The official version of this document can be found via the PDF button.
The below content has been automatically generated from the original PDF and some formatting may have been lost, therefore it should not be relied upon to extract citations or propose amendments.
11
1240/5(9615)
WRITTEN QUESTION TO THE MINISTER FOR SOCIAL SECURITY BY DEPUTY G.P. SOUTHERN OF ST. HELIER
ANSWER TO BE TABLED ON MONDAY 26TH SEPTEMBER 2016
Question
Given that the Fiscal Policy Panel's latest annual report, published in August 2016, revised central economic assumptions downwards with, in particular, employment growth estimated as 0% across 2017 to 2019, would the Minister advise what impact, if any, these revised forecasts might have on the delivery of efficiency savings on Return to Work schemes, explaining the rationale for the anticipated savings, and if there will be no impact, would the Minister explain why not?
Answer
As detailed in the Draft Medium Term Financial Plan I remain confident that my department will achieve the staff and administrative savings of £3.5m, and a reduction of 22.5 FTE by 2019, by increasing productivity and reducing costs. Savings will be invested in the vital areas of health and education as a contribution towards the overall aims of the Medium Term Financial Plan
Social Security will continue helping people into employment through our Back to Work schemes, and rolling out services to extra groups who may experience additional barriers to work, to support the Council of Ministers' Strategic Priorities. The ongoing future investment into Back to Work will depend on progress against these priorities, the success of lowering mainstream unemployment, and economic conditions. Our expectations are that unemployment will be lower by 2019. It is anticipated that the total expenditure on Back to Work programmes will have reduced by circa £2m per year by 2019.

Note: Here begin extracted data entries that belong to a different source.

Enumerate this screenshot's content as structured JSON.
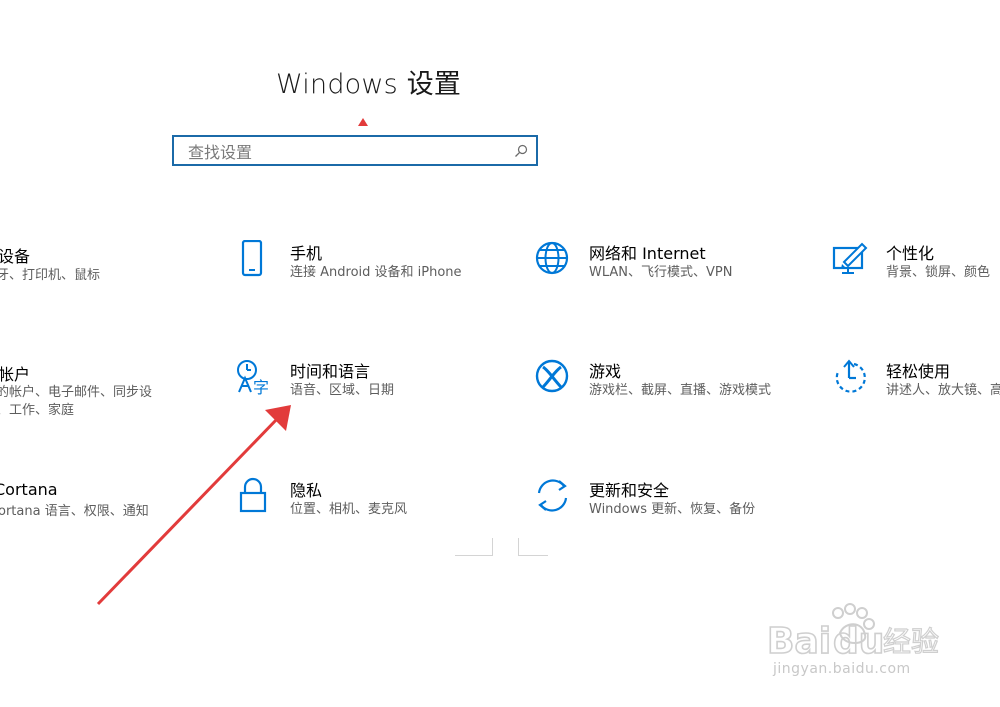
{
  "window": {
    "title": "Windows 设置"
  },
  "search": {
    "placeholder": "查找设置",
    "value": ""
  },
  "categories_left_partial": [
    {
      "name": "设备",
      "desc": [
        "牙、打印机、鼠标"
      ],
      "name_text": "设备"
    },
    {
      "name": "帐户",
      "desc": [
        "你的帐户、电子邮件、同步设",
        "、工作、家庭"
      ],
      "name_text": "帐户"
    },
    {
      "name": "Cortana",
      "desc": [
        "Cortana 语言、权限、通知"
      ],
      "name_text": "Cortana"
    }
  ],
  "left_visible": {
    "devices_name": "设备",
    "devices_desc": "牙、打印机、鼠标",
    "accounts_name": "帐户",
    "accounts_desc_1": "的帐户、电子邮件、同步设",
    "accounts_desc_2": "、工作、家庭",
    "cortana_name": "Cortana",
    "cortana_desc": "ortana 语言、权限、通知"
  },
  "categories": {
    "phone": {
      "name": "手机",
      "desc": "连接 Android 设备和 iPhone",
      "icon": "phone-icon"
    },
    "network": {
      "name": "网络和 Internet",
      "desc": "WLAN、飞行模式、VPN",
      "icon": "globe-icon"
    },
    "personalization": {
      "name": "个性化",
      "desc": "背景、锁屏、颜色",
      "icon": "personalization-icon"
    },
    "time_language": {
      "name": "时间和语言",
      "desc": "语音、区域、日期",
      "icon": "time-language-icon"
    },
    "gaming": {
      "name": "游戏",
      "desc": "游戏栏、截屏、直播、游戏模式",
      "icon": "xbox-icon"
    },
    "ease_of_access": {
      "name": "轻松使用",
      "desc": "讲述人、放大镜、高",
      "icon": "ease-of-access-icon"
    },
    "privacy": {
      "name": "隐私",
      "desc": "位置、相机、麦克风",
      "icon": "lock-icon"
    },
    "update_security": {
      "name": "更新和安全",
      "desc": "Windows 更新、恢复、备份",
      "icon": "sync-icon"
    }
  },
  "watermark": {
    "brand": "Bai du 经验",
    "url": "jingyan.baidu.com"
  },
  "colors": {
    "accent": "#0078d7",
    "arrow": "#e23b3b",
    "search_border": "#1b6aa8"
  }
}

The department will continue using LEAN methodology to make efficiency and service improvements. The benefits of this are twofold in improving the service that we deliver to our customers and also generating extra internal operational capacity. This can be converted into savings, for example, by not replacing staff who leave. These efficiencies are expected to facilitate a decrease in the number of Full Time Equivalent (FTE) employees over the period across the department.